An ongoing challenge in genomic medicine is understanding how genomics contributes to a person’s risk of developing a disease. To address this challenge, research that combines patients’ genetic and genomic information with complete longitudinal patient health records is needed. Electronic medical records (EMR) contain such longitudinal records, but they typically lack genetic information and store data that is sometimes imperfect and incomplete. In 2007, the Electronic Medical Records and Genomics (eMERGE) Network was funded and began to address the question of whether EMRs could be used for genomic medicine research. The Network conducted successful research studies that combined genomic data with EMR data, proving the usefulness of EMRs for genomic research. These studies resulted in the discovery of associations between a person’s disease or disease risk, and genomic variation. These genome wide association studies (GWAS) conducted with EMR data helped pave the way for other researchers to use the EMR more broadly in genomic medicine research (RFA-HG-07-005).

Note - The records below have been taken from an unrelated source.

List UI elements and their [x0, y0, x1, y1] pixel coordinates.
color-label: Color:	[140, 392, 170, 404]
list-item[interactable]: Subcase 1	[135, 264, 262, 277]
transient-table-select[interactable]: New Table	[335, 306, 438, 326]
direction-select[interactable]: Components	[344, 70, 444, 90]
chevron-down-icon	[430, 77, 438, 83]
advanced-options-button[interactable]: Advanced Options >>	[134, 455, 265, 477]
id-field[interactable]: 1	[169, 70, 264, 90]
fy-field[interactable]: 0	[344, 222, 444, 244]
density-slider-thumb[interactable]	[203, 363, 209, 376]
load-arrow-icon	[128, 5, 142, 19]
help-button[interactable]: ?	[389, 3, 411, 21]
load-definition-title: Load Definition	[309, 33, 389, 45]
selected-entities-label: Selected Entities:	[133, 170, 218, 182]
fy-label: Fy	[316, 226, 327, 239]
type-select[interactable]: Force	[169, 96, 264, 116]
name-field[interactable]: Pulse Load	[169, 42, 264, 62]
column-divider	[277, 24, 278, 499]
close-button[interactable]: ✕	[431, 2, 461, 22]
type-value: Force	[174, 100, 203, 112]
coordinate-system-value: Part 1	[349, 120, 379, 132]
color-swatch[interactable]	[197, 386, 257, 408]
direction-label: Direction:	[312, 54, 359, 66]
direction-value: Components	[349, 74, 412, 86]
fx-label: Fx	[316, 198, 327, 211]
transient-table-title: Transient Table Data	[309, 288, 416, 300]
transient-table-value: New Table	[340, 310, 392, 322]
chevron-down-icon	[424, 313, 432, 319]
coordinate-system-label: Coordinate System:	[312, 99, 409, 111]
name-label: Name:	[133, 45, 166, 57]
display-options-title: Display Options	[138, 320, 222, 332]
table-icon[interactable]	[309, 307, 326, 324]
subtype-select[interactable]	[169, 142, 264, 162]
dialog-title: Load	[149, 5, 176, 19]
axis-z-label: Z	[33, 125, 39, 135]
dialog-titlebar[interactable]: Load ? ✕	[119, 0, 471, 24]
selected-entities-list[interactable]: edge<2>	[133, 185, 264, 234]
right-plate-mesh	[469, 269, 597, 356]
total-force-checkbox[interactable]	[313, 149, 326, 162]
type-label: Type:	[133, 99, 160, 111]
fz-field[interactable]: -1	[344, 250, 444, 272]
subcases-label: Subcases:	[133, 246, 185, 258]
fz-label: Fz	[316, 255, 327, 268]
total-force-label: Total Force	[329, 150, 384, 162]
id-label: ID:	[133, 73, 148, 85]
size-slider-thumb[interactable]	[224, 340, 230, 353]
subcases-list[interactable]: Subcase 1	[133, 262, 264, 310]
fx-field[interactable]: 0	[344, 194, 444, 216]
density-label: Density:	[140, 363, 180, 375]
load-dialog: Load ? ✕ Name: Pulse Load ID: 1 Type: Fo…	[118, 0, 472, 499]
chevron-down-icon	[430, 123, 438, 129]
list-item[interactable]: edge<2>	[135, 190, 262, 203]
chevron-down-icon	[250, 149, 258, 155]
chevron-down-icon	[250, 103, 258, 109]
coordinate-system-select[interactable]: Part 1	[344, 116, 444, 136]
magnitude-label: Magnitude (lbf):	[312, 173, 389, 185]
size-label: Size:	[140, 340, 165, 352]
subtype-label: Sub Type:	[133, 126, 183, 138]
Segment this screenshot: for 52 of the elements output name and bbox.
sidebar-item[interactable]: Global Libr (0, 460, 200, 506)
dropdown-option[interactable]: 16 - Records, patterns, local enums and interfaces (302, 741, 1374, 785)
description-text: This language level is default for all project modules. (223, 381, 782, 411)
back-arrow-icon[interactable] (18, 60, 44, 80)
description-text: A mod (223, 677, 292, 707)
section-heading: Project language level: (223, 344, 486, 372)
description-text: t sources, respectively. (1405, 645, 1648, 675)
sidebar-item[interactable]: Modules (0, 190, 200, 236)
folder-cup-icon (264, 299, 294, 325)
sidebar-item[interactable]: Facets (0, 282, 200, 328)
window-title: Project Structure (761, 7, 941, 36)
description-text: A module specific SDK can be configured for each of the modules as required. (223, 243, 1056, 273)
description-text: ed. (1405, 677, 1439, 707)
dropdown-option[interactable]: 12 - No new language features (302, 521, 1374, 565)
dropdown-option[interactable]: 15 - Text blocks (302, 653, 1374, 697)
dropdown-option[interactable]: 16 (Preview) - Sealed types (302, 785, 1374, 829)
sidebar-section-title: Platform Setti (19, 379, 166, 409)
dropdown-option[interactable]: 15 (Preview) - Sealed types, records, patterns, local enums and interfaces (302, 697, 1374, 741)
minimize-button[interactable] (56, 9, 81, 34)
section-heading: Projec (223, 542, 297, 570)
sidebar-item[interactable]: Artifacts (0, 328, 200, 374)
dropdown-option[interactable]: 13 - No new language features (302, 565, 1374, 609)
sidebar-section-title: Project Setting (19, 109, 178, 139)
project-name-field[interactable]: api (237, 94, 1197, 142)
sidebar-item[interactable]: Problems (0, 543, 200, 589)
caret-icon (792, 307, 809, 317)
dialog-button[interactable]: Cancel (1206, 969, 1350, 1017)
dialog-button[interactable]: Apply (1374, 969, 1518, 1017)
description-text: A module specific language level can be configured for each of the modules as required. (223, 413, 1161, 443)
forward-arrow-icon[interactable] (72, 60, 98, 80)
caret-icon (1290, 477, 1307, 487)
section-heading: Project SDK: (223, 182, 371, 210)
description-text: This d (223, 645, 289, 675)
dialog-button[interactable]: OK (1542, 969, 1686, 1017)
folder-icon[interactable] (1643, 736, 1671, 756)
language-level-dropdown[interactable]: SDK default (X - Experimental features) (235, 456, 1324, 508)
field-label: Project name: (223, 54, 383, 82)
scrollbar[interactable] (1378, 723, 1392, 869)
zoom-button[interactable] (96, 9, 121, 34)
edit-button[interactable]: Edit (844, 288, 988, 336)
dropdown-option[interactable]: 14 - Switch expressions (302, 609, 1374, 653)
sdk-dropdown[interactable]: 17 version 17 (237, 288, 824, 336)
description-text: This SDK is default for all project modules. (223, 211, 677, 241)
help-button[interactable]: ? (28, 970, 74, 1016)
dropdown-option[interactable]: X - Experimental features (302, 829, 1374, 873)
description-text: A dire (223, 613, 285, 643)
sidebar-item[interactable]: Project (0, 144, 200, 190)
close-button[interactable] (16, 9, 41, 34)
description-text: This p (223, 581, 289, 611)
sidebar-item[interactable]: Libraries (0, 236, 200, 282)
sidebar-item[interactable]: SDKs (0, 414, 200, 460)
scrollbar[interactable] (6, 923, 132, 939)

Realizing that genomics contributes to how individuals respond to medications (pharmacogenomics), the Network took on the next challenge of researching methods to return genomic results to clinicians using the EMR. From 2011 to 2015, while still conducting GWAS, the Network began returning genomic testing results that help determine the effectiveness of specific medications for different patients. At the same time, the Network began to study ways to return additional genetic variants related to disease risk to patients and healthcare providers (RFA-HG-10-009, RFA-HG-10-010, and RFA-HG-11-022).
From 2016 to 2020, the Network sequenced 109 genes in 25,000 patients, returned actionable results to clinicians and patients, and added results to patients’ electronic medical records. These efforts also contributed to our understanding of how these genes contribute to a person’s risk of developing a disease by using EMR data to help with the interpretation of the results (RFA-HG-14-025, RFA-HG-14-026, RFA-HG-14-027).
While variants in these 109 genes play a key role in increasing a patient’s disease risk, the variants are only present in a small percentage of patients – raising the question about how genomic variation might explain more common diseases. Meanwhile, GWAS studies started to reveal how multiple genes were making small contributions to an individual’s risk of developing many common diseases, including cardiovascular disease, diabetes, and breast cancer. An approach to apply these results to calculate a person’s risk for developing disease was needed, with the hope that the approach could help prevent disease or identify the disease early by tailoring a screening strategy based on their unique risk. Groups began to publish ways of using the results of GWAS studies to calculate a patient’s disease risk in what is called polygenic risk scores (PRS). Evidence is needed to demonstrate that using the PRS for prevention or early detection improves patients’ outcomes.
In July of 2020, the Network launched the eMERGE Genomic Risk Assessment and Management phase that will begin to address these questions. The Network will research ways to calculate PRS, incorporate the result into a genome informed risk assessment for many common diseases, and return the results to a diverse population of 25,000 patients and their clinicians while measuring the impact this approach has on patient outcomes for 12 months (RFA-HG-19-013, RFA-HG-19-014, RFA-HG-19-015). The Network continues to look for ways to be at the forefront of genomics using the EMR to ensure that everyone benefits from the public’s investment in genomic medicine.